Il vint justement interrompre mes cruelles réflexions. À son aspect, je ne pus retenir mes larmes. — Qu’est-ce donc, adorable Félicia ? dit-il, avec un transport mêlé d’amour et de crainte, vous pleurez ! quel malheur imprévu ?… — Le plus grand des malheurs, mon cher marquis, êtes-vous prêt à le partager ? — Vous me glacez d’effroi ! Nous allons être séparés…

À ces mots accablants, il tomba dans un fauteuil, presque sans connaissance. Le comte, qui le savait auprès de moi, accourut avec son empressement ordinaire ; il fut étonné de l’état violent où nous nous trouvions : son amitié fut vivement alarmée… Cependant, d’un regard expressif, j’appris au marquis que je souhaitais qu’il gardât le silence ; et prenant la parole, je dis au comte que je m’affligeais avec son ami d’une nouvelle fâcheuse qu’il venait de recevoir. Cette confidence équivoque fit diversion aux soupçons que le comte aurait pu former. Il plaignit le marquis et demanda d’être instruit plus en détail ; mais ce sujet fut encore éloigné par l’apparition de Sylvina, qui, informée de l’arrivée de milord, venait faire éclater dans mon appartement une indiscrète joie. Le comte frémit. Le marquis, me fixant avec des yeux pénétrants, me fit rougir.
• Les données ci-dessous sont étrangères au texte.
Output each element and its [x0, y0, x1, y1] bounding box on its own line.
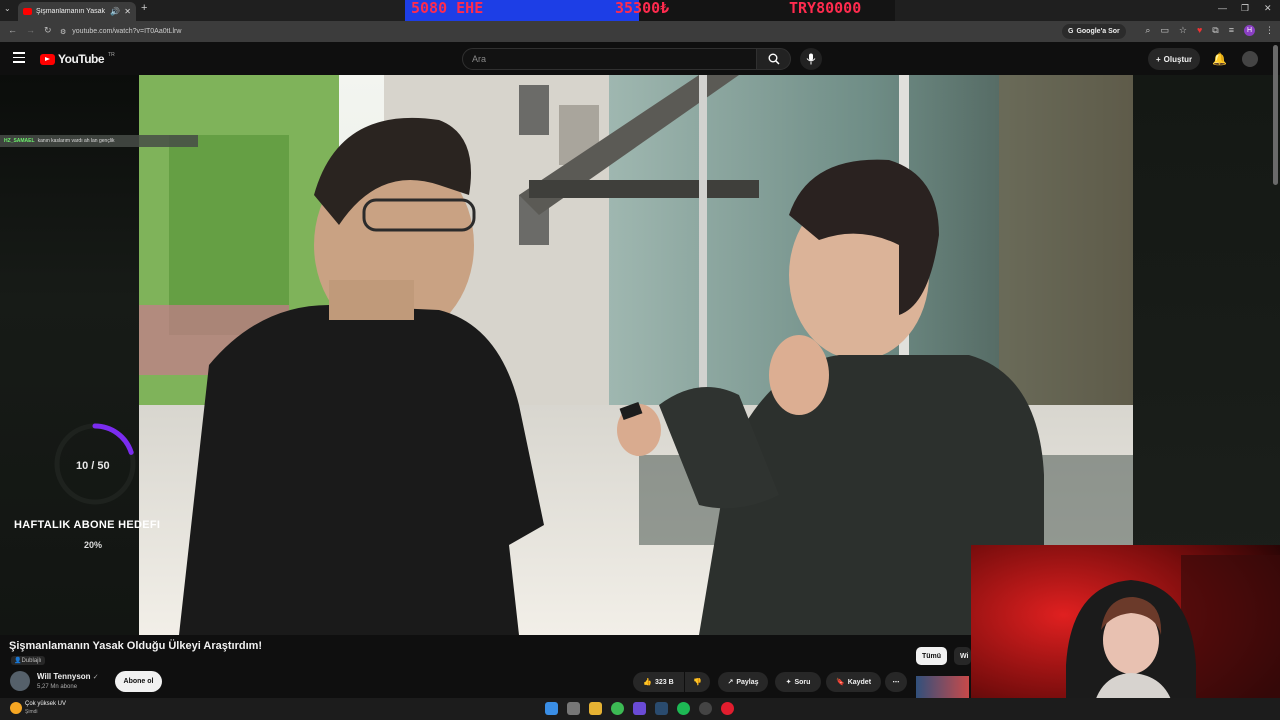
share-label: Paylaş [736, 678, 759, 686]
account-avatar[interactable] [1242, 51, 1258, 67]
thumbs-down-icon: 👎 [693, 679, 702, 686]
goal-percent: 20% [84, 540, 103, 550]
channel-name[interactable]: Will Tennyson ✓ [37, 672, 99, 681]
streamer-webcam [971, 545, 1280, 720]
ask-label: Soru [794, 678, 811, 686]
spotify-icon[interactable] [677, 702, 690, 715]
site-info-icon[interactable]: ⚙ [60, 28, 66, 36]
search-icon [768, 53, 780, 65]
google-icon: G [1068, 28, 1074, 35]
sparkle-icon: ✦ [785, 679, 792, 686]
menu-icon[interactable] [13, 52, 25, 66]
minimize-icon[interactable]: — [1218, 3, 1227, 13]
microphone-icon [806, 53, 816, 65]
youtube-wordmark: YouTube [58, 52, 105, 66]
verified-icon: ✓ [92, 674, 99, 681]
country-code: TR [108, 52, 115, 58]
like-count: 323 B [655, 678, 674, 686]
save-button[interactable]: 🔖 Kaydet [826, 672, 881, 692]
tab-close-icon[interactable]: ✕ [124, 7, 131, 16]
weather-subtitle: Şimdi [25, 709, 38, 715]
dubbed-badge: 👤Dublajlı [11, 656, 45, 665]
chat-user: HZ_SAMAEL [4, 138, 35, 144]
ticker-middle: 35300₺ [615, 0, 670, 17]
bookmark-star-icon[interactable]: ☆ [1179, 25, 1187, 36]
weather-title: Çok yüksek UV [25, 701, 67, 707]
windows-taskbar: Çok yüksek UV Şimdi [0, 698, 1280, 720]
chip-all[interactable]: Tümü [916, 647, 948, 665]
voice-search-button[interactable] [800, 48, 822, 70]
file-explorer-icon[interactable] [589, 702, 602, 715]
new-tab-icon[interactable]: + [141, 2, 147, 14]
zoom-icon[interactable]: ⌕ [1145, 25, 1150, 36]
youtube-logo[interactable]: YouTube TR [40, 52, 115, 66]
youtube-header: YouTube TR Ara + Oluştur 🔔 [0, 42, 1280, 75]
page-scrollbar[interactable] [1273, 45, 1278, 185]
url-text: youtube.com/watch?v=IT0Aa0tLlrw [72, 28, 182, 35]
chat-text: kanın kaslarım vardı ah lan gençlik [37, 138, 115, 144]
bookmark-icon: 🔖 [835, 679, 845, 686]
more-horizontal-icon: ⋯ [892, 679, 900, 686]
goal-count: 10 / 50 [76, 460, 110, 472]
subscribe-button[interactable]: Abone ol [115, 671, 162, 692]
create-button[interactable]: + Oluştur [1148, 48, 1201, 70]
youtube-play-icon [40, 53, 55, 65]
chat-message: HZ_SAMAEL kanın kaslarım vardı ah lan gen… [0, 135, 198, 147]
weather-sun-icon[interactable] [10, 702, 22, 714]
search-input[interactable]: Ara [462, 48, 757, 70]
goal-title: HAFTALIK ABONE HEDEFI [14, 519, 161, 531]
steam-icon[interactable] [655, 702, 668, 715]
more-actions-button[interactable]: ⋯ [885, 672, 907, 692]
youtube-favicon-icon [23, 8, 32, 15]
search-button[interactable] [756, 48, 791, 70]
tab-title: Şişmanlamanın Yasak Olduğu... [36, 8, 106, 15]
restore-icon[interactable]: ❐ [1241, 3, 1249, 14]
google-ask-label: Google'a Sor [1076, 28, 1120, 35]
ask-button[interactable]: ✦ Soru [775, 672, 821, 692]
create-label: Oluştur [1163, 54, 1193, 64]
thumbs-up-icon: 👍 [643, 679, 653, 686]
stream-left-panel [0, 75, 139, 635]
channel-avatar[interactable] [10, 671, 30, 691]
back-icon[interactable]: ← [8, 25, 17, 35]
next-video-thumbnail[interactable] [916, 676, 969, 698]
taskbar-apps [545, 702, 734, 715]
task-view-icon[interactable] [567, 702, 580, 715]
address-bar-row: ← → ↻ ⚙ youtube.com/watch?v=IT0Aa0tLlrw … [0, 21, 1280, 42]
google-ask-button[interactable]: G Google'a Sor [1062, 24, 1126, 39]
share-button[interactable]: ↗ Paylaş [718, 672, 768, 692]
browser-tab-active[interactable]: Şişmanlamanın Yasak Olduğu... 🔊 ✕ [18, 2, 136, 21]
tab-search-icon[interactable]: ⌄ [4, 4, 11, 13]
media-icon[interactable]: ≡ [1229, 25, 1234, 36]
save-label: Kaydet [847, 678, 872, 686]
forward-icon[interactable]: → [26, 25, 35, 35]
dub-label: Dublajlı [21, 658, 42, 664]
subscriber-count: 5,27 Mn abone [37, 684, 78, 690]
obs-icon[interactable] [699, 702, 712, 715]
like-button[interactable]: 👍 323 B [633, 672, 684, 692]
chip-next[interactable]: Wi [954, 647, 971, 665]
opera-icon[interactable] [721, 702, 734, 715]
share-icon: ↗ [727, 679, 734, 686]
twitch-app-icon[interactable] [633, 702, 646, 715]
browser-toolbar-icons: ⌕ ▭ ☆ ♥ ⧉ ≡ H ⋮ [1145, 25, 1274, 36]
notifications-bell-icon[interactable]: 🔔 [1212, 52, 1227, 66]
dislike-button[interactable]: 👎 [685, 672, 710, 692]
url-field[interactable]: ⚙ youtube.com/watch?v=IT0Aa0tLlrw [60, 24, 1060, 39]
browser-menu-icon[interactable]: ⋮ [1265, 25, 1274, 36]
extensions-puzzle-icon[interactable]: ⧉ [1212, 25, 1218, 36]
plus-icon: + [1156, 54, 1161, 64]
chrome-icon[interactable] [611, 702, 624, 715]
start-windows-icon[interactable] [545, 702, 558, 715]
window-close-icon[interactable]: ✕ [1264, 3, 1272, 14]
webcam-frame [971, 545, 1280, 720]
extension-icon[interactable]: ♥ [1197, 25, 1202, 36]
profile-avatar[interactable]: H [1244, 25, 1255, 36]
speaker-icon[interactable]: 🔊 [110, 7, 120, 16]
reload-icon[interactable]: ↻ [44, 25, 52, 36]
ticker-right: TRY80000 [789, 0, 862, 17]
cast-icon[interactable]: ▭ [1160, 25, 1169, 36]
video-title: Şişmanlamanın Yasak Olduğu Ülkeyi Araştı… [9, 640, 263, 652]
channel-name-text: Will Tennyson [37, 672, 91, 681]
Il apprenait enfin que ce malheur, auquel je venais de le préparer, était le retour de Sydney… Nous nous taisions : le marquis s’accusant de la gêne où il nous voyait tous, sortit. Je n’osai lui faire des signes d’intelligence, de peur de trahir nos secrets ; mais j’étais sûre qu’il reviendrait à l’heure ordinaire : jamais le besoin de le revoir ne s’était fait sentir aussi vivement.